Identifying illegal actions
For many spin bowlers, the greatest benefit of technology is not in injury prevention but instead in ensuring their actions fall within the ICC’s permitted 15-degree limit. Bowlers suspected of illicit actions, who were at one point humiliatingly no-balled during matches, by umpires whose decisions were based on the fallible eye test, as opposed to scientific measurement, are now tested at ICC-accredited testing centres, and the verdicts determined by science.
Technology can help prevent bowlers from ever needing to visit an accredited testing centre. For instance, CricFlex, an arm sleeve embedded with sensors, is worn by bowlers, and instantaneously determines the legality of a bowler’s action, displaying the degree of flex on a smartphone. The idea, then, is that bowlers can self-monitor either their entire repertoire of deliveries or a specific ball – like a doosra – which might be at risk of contravening the 15-degree limit, thereby avoiding the disruption and ordeal of being reported.
Using such technology also holds out the promise of being able to improve on-field performance. And because it measures a bowler’s arm force, action time and arm spin, “coaches will be able to compare players on the basis of this data, and emerging players will be able to compare themselves to the likes of Mohammad Amir and Mitchell Starc,” says Abdullah Ahmed, the chief executive of CricFlex.
The growth of technology affects the role of selectors and coaches too. Every ball of every county match is filmed, logged, and the footage stored in a central database. This means that domestic players need not rely on impressing the right selector during a specific match that the selector happens to attend. Together with the wider data revolution in cricket, this should herald an overall move towards selection that is based more on merit and less on luck. There is copious footage, as well as statistical analysis, on every player in the English professional game. England’s coaches can also use the Hawk-Eye system to compile intelligence packages on the opposition.
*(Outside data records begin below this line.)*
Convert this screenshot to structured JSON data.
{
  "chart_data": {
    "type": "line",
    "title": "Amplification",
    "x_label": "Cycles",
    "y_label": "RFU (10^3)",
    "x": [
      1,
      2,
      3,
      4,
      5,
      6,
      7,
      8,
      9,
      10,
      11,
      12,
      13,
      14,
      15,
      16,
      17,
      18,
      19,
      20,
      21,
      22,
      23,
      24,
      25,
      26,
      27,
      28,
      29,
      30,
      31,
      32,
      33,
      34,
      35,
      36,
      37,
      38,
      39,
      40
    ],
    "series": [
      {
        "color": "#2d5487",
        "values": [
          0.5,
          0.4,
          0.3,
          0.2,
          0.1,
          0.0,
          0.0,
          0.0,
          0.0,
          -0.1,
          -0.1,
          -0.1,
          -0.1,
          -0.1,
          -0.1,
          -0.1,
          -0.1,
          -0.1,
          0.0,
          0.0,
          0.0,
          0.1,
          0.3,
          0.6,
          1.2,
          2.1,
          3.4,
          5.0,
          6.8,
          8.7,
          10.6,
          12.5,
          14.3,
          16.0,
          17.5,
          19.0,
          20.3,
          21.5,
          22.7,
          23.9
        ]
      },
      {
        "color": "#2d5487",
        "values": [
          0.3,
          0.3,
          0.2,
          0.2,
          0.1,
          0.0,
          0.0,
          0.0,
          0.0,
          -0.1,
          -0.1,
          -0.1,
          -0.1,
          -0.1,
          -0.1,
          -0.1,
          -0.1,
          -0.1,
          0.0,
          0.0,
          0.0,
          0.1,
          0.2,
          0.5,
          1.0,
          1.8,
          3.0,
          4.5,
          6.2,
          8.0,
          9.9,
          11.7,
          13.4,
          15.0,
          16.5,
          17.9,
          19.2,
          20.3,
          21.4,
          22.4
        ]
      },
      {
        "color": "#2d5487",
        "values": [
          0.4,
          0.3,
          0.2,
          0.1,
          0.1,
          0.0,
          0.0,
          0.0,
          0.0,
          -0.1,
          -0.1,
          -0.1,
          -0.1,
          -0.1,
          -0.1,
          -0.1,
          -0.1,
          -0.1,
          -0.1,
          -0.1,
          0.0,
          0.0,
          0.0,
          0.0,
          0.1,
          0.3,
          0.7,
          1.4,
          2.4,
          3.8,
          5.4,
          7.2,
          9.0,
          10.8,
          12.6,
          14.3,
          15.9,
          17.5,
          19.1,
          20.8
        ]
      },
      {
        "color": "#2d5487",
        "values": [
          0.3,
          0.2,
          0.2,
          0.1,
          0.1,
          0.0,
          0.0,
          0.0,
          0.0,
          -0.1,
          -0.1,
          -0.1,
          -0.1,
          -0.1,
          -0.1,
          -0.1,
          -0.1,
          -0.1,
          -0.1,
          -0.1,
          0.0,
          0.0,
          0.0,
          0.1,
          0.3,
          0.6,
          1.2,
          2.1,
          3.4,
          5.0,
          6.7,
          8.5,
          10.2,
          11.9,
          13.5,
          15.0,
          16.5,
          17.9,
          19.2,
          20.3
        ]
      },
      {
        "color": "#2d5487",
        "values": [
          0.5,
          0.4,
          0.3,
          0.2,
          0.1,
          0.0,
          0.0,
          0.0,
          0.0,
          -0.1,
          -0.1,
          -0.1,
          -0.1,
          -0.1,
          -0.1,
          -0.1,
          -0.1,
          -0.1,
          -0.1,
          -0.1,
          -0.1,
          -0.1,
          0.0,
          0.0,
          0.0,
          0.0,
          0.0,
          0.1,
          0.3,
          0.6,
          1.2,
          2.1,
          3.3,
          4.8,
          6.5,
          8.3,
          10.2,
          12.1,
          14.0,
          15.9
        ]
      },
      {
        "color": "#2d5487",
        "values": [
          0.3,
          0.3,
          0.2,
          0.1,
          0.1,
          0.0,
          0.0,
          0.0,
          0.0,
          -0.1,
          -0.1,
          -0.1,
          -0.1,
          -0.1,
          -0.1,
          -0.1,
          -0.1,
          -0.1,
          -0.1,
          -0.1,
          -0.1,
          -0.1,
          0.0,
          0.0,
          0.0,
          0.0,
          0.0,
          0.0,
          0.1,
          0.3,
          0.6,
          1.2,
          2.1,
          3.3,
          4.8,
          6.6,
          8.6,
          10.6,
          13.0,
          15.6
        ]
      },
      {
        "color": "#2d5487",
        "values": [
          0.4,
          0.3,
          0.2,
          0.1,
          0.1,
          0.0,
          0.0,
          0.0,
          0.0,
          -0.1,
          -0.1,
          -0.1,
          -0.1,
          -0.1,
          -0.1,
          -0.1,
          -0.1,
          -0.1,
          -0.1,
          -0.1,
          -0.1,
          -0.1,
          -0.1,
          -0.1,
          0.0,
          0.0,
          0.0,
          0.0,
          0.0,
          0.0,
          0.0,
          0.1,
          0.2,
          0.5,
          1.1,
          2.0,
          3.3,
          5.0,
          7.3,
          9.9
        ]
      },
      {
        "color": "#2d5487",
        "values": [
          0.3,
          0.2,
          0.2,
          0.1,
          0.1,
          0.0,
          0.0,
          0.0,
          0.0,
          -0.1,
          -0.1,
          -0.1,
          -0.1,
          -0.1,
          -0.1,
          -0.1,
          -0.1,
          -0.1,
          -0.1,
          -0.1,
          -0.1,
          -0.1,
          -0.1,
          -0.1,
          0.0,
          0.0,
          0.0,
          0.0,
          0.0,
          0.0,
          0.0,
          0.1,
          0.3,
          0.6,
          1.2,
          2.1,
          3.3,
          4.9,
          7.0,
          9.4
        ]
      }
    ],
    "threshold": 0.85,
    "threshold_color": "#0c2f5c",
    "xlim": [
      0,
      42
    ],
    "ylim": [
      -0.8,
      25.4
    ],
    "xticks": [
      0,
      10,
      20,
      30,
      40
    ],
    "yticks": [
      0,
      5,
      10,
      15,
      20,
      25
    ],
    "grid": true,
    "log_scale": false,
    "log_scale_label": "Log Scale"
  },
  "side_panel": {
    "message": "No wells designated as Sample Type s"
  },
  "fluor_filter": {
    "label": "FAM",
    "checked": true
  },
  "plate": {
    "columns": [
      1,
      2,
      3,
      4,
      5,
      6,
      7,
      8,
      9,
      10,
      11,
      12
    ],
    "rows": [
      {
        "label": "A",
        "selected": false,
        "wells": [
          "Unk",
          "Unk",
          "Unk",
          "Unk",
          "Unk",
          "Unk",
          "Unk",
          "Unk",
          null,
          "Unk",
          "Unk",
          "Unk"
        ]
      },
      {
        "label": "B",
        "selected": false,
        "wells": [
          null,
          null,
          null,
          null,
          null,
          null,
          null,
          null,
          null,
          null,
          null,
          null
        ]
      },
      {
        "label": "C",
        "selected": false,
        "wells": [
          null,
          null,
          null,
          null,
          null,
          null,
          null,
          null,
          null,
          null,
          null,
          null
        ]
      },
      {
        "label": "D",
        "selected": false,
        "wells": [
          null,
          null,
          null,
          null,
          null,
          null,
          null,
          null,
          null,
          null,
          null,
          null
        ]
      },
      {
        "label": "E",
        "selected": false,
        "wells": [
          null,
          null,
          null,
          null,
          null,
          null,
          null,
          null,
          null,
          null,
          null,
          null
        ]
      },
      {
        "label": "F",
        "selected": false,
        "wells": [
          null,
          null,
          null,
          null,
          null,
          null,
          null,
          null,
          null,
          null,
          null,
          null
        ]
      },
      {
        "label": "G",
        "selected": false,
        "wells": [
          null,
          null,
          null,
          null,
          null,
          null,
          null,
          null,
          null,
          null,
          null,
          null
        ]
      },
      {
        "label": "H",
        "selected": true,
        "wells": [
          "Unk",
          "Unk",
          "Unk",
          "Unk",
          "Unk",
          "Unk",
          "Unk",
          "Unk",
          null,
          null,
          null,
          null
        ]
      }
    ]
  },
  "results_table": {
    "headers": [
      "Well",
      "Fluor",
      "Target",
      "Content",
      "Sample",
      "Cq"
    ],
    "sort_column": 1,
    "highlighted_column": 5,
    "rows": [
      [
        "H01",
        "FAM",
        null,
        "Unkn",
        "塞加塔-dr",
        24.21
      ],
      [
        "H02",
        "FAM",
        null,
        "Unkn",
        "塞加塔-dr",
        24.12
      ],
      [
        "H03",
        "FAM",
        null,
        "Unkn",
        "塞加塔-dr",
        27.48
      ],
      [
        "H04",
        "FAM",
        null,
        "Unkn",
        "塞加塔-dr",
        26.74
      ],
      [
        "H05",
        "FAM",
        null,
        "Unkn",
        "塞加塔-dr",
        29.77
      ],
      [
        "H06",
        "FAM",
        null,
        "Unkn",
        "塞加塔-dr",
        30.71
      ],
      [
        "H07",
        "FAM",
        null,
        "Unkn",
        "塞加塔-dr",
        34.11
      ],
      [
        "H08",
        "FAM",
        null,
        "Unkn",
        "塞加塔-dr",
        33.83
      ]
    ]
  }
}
In matches themselves, all sports are increasingly embracing technology to assist with decisions: even football is using video assistant referees for the first time in this year’s World Cup. Cricket has used the Decision Review System since 2008. In that decade, the system has been tweaked and improved. While it is standard in the men’s World Cup and World T20, it is not yet standard in other events – the Women’s World Cup only used the DRS in its televised matches last year; controversially, the men’s World Cup Qualifiers this yesar did not even use DRS for its televised matches, sparking anger from Scotland after they were denied a World Cup berth largely because of a terrible umpiring decision in their match against West Indies.
Using the DRS costs in the region of US$10,000 a day, though the specific costs vary from country to country, meaning that more penurious boards still often refrain from using it during home games. In the years ahead, the costs of using DRS are likely to be reduced, leading it to be used more widely both in ICC events and bilateral matches. The ICC’s new Test and ODI leagues, launching from 2020, will hasten the adoption of the technology as standard, which seems conceivable in subsequent cycles, depending on costs. All the while, the DRS technology will be improved.
So it is for the teams themselves, as the sophistication of technology increases with every year. And thus, whether it is spotting flaws in opponents or keeping a team’s own bowlers fit, technology can be more than just another marginal gain. If the circumstances are right, and it is used appropriately, technology can make a decisive difference to how a team performs on the cricket field.